As night falls on the southern end St. George Street in St. Augustine, a time-tested belief comes to life.
“The first Thanksgiving that involved a feast and lots of local food and inviting the local people, the Timacuan Indians here in St. Augustine to be part of it. and that’s our Thanksgiving,” remarks Kathleen Deagan, Ph.D., the distinguished research curator emerita at the Florida Museum of Natural History at the University of Florida.
This may cause purists and historians to choke on their pumpkin pie — Could St. Augustine have been the real sight of the first Thanksgiving? Dr. Deagan believes so.
“Most of us associate our early history and our founders of the English colonies of Jamestown and of Plymouth, and really the first settlement was here in St. Augustine in 1565,” Dr. Deagan says.
She made a career out of digging up history from St. Augustine’s 450-year-old past. Many of her findings are now on display in the exhibition”First Colony: Our Spanish Origins.”

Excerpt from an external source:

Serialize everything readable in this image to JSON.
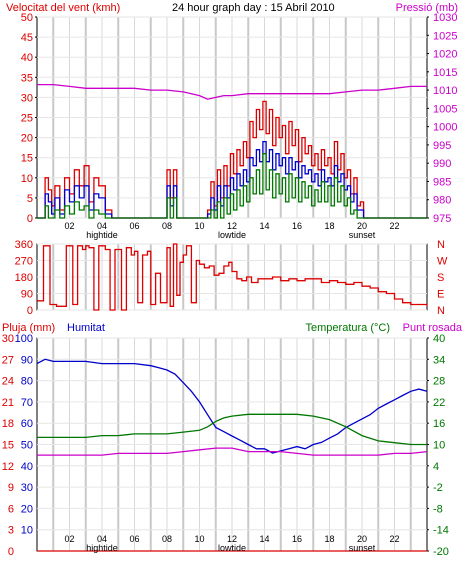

“It never ceases to astonish people the first thanksgiving meal was smoked meat and fish. Ham. Garbanzo beans. Red Wine. Olives and Olive oil. There wasn’t any corn as far as we know, no turkeys, no mashed potatoes, no pecan pie for sure!” Dr. Deagan says with a laugh.
In the exhibit, you can peek at the artifacts Dr. Deagan and her teams discovered. History comes alive with a multitude of touch-screens and interactive exhibits that are anything but old.
“It’s a story of multiculturalism. A lot of exchange among native Americans and Europeans and Africans. And it was a rich and different sort of story that I think reflects a lot of what America is today,” Dr. Deagan concludes.
“We hope that they’ll understand that our history is even richer than most people think.”